Da ihn jeder Mensch kennt, gilt der Haussperling als unverwüstliche Art. Doch der Schein trügt. Unsere Städte verändern sich und nehmen ihm so Stück für Stück seinen Lebensraum weg.
Der Regenwald, Wüsten, Hochgebirge, die Arktis und Antarktis: in diesen Regionen der Erde kommen die Haussperlinge – meist „Spatzen“ genannt – nicht vor. Doch überall sonst sind sie so gut wie allgegenwärtig, vor allem in der unmittelbaren Nähe zum Menschen. Als „Kulturfolger“ haben sie sich in Deutschland parallel zu uns und unseren wachsenden Städten positiv entwickelt. Doch schon seit den 70er Jahren gilt dieser Trend nicht mehr für alle Regionen, vor allem Großstädte wie München und Hamburg verzeichnen negative Bestandstrends für den Haussperling. Aber auch in ländlichen Regionen pfeift der kleine Vogel immer seltener von den Dächern.

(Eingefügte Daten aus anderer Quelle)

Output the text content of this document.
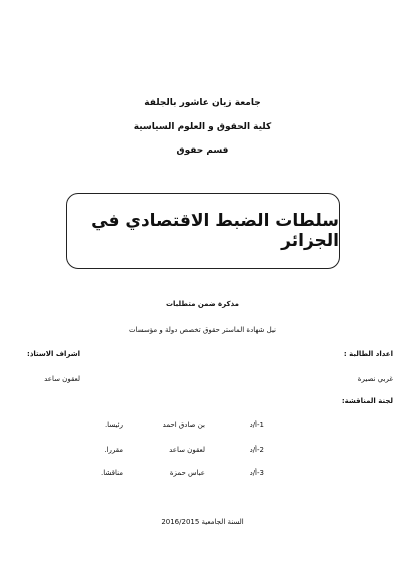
جامعة زيان عاشور بالجلفة
كلية الحقوق و العلوم السياسية
قسم حقوق
سلطات الضبط الاقتصادي في الجزائر
مذكرة ضمن متطلبات
نيل شهادة الماستر حقوق تخصص دولة و مؤسسات
اعداد الطالبة :
اشراف الاستاذ:
غربي نصيرة
لعقون ساعد
لجنة المناقشة:
1-أ/د
بن صادق احمد
رئيسا.
2-أ/د
لعقون ساعد
مقررا.
3-أ/د
عباس حمزة
مناقشا.
السنة الجامعية 2016/2015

Haussperling in Gefahr: Sanierungen und Wohnungsbau
Haussperlinge sind vor allem Gebäudebrüter, das heißt, sie schlüpfen in Nischen und unter lose Fassadenplatten, um dort ihre Eier zu legen. Dabei sind sie vor allem auf ältere, unsanierte Häuser angewiesen. Doch wo energetische Sanierungen und Baumaßnahmen die Lücken verschließen, wird es im wahrsten Sinne des Wortes eng. Die wenigen verbliebenen Brutplätze verlieren Haussperlinge häufig an Mauersegler und müssen das Gebiet verlassen.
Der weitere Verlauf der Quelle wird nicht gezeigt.